A camp week is available June 19-25, 2011, he told the committee.

The 2008 camp, dubbed Mill Creek Group Workcamp, was “a great experience,” he said, noting that the church heard no complaints.

Neither did the school district, said Tony DeNiro, assistant superintendent for school business affairs.

“It was a great experience, I think, for everyone,” DeNiro said.

The school provided the facilities, school cafeteria staff handled cooking and school security personnel monitored the grounds, he said, adding that Group Workcamps picked up the tab for everything.

It’s an ecumenical effort, the Rev. Mr. Adams said, noting that the young people came from seven or eight states, and each paid about $400 for the chance to participate. That money goes for building materials, food and other costs. Western Reserve will conduct various fund-raising activities to raise additional money to complete the necessary funding. The church needed to raise $25,000 for the first camp but wound up raising $40,000.

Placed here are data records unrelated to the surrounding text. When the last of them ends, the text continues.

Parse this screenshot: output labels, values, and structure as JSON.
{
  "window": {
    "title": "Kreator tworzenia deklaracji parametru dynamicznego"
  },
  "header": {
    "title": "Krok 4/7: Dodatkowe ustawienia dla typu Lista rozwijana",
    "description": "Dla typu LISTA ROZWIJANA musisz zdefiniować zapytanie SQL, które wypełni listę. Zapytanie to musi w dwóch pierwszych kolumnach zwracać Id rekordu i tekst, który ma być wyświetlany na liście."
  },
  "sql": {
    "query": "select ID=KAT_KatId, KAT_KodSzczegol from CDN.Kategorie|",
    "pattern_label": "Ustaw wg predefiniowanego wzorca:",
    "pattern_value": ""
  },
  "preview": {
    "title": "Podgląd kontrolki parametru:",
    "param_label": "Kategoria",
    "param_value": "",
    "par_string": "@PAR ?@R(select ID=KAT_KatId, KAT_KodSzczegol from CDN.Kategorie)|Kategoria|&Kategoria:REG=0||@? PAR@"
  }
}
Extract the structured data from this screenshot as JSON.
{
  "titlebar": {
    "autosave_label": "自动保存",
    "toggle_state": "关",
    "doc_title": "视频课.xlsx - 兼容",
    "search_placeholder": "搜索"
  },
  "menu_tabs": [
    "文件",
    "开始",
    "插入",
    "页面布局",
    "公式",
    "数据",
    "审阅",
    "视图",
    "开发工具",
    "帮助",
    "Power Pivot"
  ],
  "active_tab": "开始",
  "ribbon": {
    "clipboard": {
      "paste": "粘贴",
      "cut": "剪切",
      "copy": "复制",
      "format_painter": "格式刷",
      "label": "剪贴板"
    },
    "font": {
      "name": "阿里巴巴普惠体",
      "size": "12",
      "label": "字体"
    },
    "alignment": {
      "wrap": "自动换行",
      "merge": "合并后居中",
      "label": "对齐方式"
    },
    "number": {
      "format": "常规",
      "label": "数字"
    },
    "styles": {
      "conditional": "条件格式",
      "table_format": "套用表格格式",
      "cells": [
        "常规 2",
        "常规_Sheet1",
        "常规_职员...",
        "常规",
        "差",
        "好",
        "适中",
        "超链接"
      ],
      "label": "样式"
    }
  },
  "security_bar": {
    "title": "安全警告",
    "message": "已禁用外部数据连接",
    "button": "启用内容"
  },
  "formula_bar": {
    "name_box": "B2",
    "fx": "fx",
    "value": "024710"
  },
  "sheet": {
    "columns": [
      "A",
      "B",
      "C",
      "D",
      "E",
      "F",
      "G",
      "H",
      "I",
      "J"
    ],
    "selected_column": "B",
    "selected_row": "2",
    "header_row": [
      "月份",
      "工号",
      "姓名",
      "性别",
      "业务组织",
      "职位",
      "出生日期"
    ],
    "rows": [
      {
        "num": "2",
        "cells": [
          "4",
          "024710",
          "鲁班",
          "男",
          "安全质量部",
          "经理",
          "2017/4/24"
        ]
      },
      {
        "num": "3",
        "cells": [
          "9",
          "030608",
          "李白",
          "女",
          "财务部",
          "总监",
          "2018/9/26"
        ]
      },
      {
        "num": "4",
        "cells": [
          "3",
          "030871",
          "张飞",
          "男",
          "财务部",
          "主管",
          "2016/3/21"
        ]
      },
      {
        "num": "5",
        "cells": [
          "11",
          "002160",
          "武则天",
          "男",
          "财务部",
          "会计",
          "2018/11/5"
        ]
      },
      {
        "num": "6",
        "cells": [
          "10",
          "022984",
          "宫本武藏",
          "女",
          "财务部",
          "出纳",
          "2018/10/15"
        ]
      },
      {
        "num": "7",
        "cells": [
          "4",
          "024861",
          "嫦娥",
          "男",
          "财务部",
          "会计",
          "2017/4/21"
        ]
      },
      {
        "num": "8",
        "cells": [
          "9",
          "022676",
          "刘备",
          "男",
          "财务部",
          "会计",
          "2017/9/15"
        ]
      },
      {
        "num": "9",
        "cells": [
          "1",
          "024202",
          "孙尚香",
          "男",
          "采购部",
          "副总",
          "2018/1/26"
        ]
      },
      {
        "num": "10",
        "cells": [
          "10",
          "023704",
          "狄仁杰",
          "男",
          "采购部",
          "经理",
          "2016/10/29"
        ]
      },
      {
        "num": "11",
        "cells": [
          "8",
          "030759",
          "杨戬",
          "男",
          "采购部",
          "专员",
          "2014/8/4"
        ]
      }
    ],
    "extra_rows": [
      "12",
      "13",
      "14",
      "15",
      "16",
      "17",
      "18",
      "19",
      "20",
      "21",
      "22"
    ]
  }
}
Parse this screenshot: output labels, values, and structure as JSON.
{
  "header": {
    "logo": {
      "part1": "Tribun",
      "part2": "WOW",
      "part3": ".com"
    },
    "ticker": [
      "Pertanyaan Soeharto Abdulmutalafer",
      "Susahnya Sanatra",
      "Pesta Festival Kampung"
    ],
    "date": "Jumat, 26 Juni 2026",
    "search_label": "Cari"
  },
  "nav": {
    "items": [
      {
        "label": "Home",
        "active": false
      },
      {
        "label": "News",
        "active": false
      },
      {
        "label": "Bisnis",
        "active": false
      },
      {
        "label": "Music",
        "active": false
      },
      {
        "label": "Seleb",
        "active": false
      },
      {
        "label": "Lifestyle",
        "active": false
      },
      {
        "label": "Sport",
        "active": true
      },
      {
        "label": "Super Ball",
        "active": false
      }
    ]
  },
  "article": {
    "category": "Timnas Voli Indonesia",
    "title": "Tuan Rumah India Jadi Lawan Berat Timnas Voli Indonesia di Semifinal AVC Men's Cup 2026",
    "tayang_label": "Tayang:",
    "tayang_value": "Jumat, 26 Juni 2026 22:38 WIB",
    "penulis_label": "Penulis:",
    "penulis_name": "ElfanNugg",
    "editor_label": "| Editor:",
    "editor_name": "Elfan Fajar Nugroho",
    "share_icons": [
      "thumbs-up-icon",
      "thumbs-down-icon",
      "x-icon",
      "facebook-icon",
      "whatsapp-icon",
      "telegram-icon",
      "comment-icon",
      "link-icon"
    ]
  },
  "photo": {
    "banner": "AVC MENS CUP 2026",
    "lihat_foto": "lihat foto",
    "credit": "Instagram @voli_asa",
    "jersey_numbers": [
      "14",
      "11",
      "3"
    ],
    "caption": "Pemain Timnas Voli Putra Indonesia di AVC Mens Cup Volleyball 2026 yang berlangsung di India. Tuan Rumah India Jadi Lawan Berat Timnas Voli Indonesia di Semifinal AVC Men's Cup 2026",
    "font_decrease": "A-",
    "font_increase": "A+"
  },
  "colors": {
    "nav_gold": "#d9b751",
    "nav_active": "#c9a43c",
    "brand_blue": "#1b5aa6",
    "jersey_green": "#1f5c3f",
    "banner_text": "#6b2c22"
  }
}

The campers painted houses, built decks, repaired porches and more.

Elderly, disabled and low-income Youngstown residents applied to have their homes worked on, and a committee selected about 70 from a list of 160 applicants, based on the scope of work to be done and safety factors for the campers.

Michael Murphy, business committee chairman, said his committee favors having a second camp in Youngstown and promised to take the issue to the full school board for approval.

Aey noted that no young people from Youngstown applied to participate in the first camp, and the church intends to send fliers to city churches this time encouraging them to sponsor campers at about $400 each.